Gainsbourg, ses derniers jours de bonheur

Serge Gainsbourg. | © Belga Image

Culture

Il y a 30 ans disparaissait Serge Gainsbourg. Au crépuscule de sa vie, le chanteur s’était retiré six mois dans l’hôtel-restaurant du chef Marc Meneau en Bourgogne… Avec Rétro Match, suivez l’actualité à travers les archives de Paris Match.

 

D’après un article Paris Match France de Clément Mathieu

Au soir de son existence, Gainsbourg avait trouvé refuge à l’Espérance, l’hôtel-restaurant du chef étoilé Marc Meneau aux confins de la Bourgogne. De juillet 1990 à janvier 1991, le chanteur a occupé la chambre n° 30, dans le pigeonnier du moulin. Un appartement privé de 85 mètres carrés où il avait installé deux toiles de maître, des bibelots, l’ours en peluche de son enfance et un piano électrique.

Loin du pesant microcosme parisien, Serge faisait sa promenade quotidienne le long du Val-Poirier, la petite rivière au bas du domaine de l’Espérance. Le soir, il avait sa place au bar, toujours la même. Après le dîner, il se mettait au piano, discutait avec les clients. Il était le copain de toutes les brigades, celle des cuisines de Meneau comme celle de la gendarmerie de Vézelay…

Entre le chef et l’artiste s’était tissée une amitié profonde. « C’était un grand frère à protéger », disait Meneau. En mai 1991, deux mois après la mort de Gainsbourg, le patron de l’Espérance s’était confié à Match. Pour notre hors-série « Gainsbourg, pile ou face » publié en janvier dernier, il avait ravivé ce témoignage exclusif avec de nouvelles anecdotes, des souvenirs qu’il gardait de Serge. Il nous a offert ses dernières pensées. Marc Meneau s’est éteint le 9 décembre 2020.

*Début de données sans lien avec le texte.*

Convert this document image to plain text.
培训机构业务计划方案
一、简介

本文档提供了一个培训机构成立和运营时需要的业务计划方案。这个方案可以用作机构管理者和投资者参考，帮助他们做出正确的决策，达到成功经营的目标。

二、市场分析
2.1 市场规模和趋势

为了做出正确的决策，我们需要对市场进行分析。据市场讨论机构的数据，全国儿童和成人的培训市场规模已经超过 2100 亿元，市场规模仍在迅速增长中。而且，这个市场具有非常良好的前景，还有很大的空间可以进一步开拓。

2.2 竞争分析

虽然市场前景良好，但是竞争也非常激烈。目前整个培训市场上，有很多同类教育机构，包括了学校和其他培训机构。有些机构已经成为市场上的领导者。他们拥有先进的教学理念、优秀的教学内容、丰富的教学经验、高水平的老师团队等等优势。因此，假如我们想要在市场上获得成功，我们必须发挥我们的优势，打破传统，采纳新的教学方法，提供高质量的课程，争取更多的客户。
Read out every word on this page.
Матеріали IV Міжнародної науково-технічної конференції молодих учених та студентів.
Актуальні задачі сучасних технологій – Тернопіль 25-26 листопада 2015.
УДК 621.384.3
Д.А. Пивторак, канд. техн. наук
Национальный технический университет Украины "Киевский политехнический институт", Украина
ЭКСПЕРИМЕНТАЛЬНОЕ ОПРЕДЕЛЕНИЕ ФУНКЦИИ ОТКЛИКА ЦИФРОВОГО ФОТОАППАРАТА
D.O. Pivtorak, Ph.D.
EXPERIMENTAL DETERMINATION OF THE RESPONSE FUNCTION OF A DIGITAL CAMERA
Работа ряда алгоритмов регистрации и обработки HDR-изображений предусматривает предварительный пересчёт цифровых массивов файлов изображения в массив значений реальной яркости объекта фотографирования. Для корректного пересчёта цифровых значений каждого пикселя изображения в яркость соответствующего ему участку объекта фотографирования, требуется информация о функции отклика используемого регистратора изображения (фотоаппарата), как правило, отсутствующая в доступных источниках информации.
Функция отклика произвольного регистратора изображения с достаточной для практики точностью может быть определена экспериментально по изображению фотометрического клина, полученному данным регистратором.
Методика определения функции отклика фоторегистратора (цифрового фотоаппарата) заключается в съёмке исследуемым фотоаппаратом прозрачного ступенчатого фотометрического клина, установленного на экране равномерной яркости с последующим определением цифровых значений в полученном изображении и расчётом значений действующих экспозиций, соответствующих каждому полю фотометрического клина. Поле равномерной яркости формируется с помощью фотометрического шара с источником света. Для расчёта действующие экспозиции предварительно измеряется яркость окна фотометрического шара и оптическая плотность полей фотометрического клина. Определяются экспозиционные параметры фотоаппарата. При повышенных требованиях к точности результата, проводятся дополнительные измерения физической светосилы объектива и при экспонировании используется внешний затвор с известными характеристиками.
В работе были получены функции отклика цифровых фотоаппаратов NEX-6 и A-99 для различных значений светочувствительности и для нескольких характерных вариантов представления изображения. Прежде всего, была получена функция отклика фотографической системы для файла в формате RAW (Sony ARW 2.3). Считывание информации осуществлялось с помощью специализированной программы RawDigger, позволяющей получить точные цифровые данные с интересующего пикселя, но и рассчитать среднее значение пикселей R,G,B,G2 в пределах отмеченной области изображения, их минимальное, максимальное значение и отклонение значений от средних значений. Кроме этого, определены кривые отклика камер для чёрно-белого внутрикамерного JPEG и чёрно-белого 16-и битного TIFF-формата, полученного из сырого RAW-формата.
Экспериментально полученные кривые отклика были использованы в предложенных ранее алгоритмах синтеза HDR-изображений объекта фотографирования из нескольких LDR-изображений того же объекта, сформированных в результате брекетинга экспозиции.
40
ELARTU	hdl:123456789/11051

Voici le reportage consacré à la retraite de Gainsbourg chez Marc Meneau, tel que publié dans Paris Match en 1991, suivi des confidences de décembre 2020…

 

Paris Match n°2188, 2 mai 1991


Gainsbourg, ses derniers jours de bonheur

Par Marc Meneau (reportage Arnaud Bizot, photos Manuel Litran)

« Dans la campagne bourguignonne, Match a photographié l’univers que le chanteur-poète avait choisi pour fuir Paris. » - Paris Match n°2188, 2 mai 1991
« Dans la campagne bourguignonne, Match a photographié l’univers que le chanteur-poète avait choisi pour fuir Paris. » – Paris Match n°2188, 2 mai 1991 © Paris Match

Deux mois avant de mourir chez lui, presque devant son piano, l’homme de la ville et de la nuit s’était retiré à l’ombre de la basilique de Vézelay. Une demière retraite, mais à l’Espérance, l’hôtel-restaurant haut de gamme de Marc et Françoise Meneau. Chambre n°30, un appartement privé de 85 m2 où il avait installé, avec lui, un peu de son fabuleux décor quotidien : deux toiles de grands peintres, des bibelots et l’ours en peluche de son enfance. Il avait aussitôt trouvé sa place au bar, toujours la même. Affaibli par le mal qui allait l’emporter, Serge Gainsbourg faisait sa promenade quotidienne le long du Val-Poirier, la petite rivière qui coule en bas de L’Espérance. Ce poète de la chanson adhérait totalement à l’un de ses maîtres, Charles Baudelaire, qui disait de la campagne, ou de la nature, qu’elle était un « légume sanctifié ». Ses amis, Bambou elle-même, s’étonnaient de la sérénité qu’il puisait à Vézelay. Le dernier recueillement avant le grand saut, un samedi de mars.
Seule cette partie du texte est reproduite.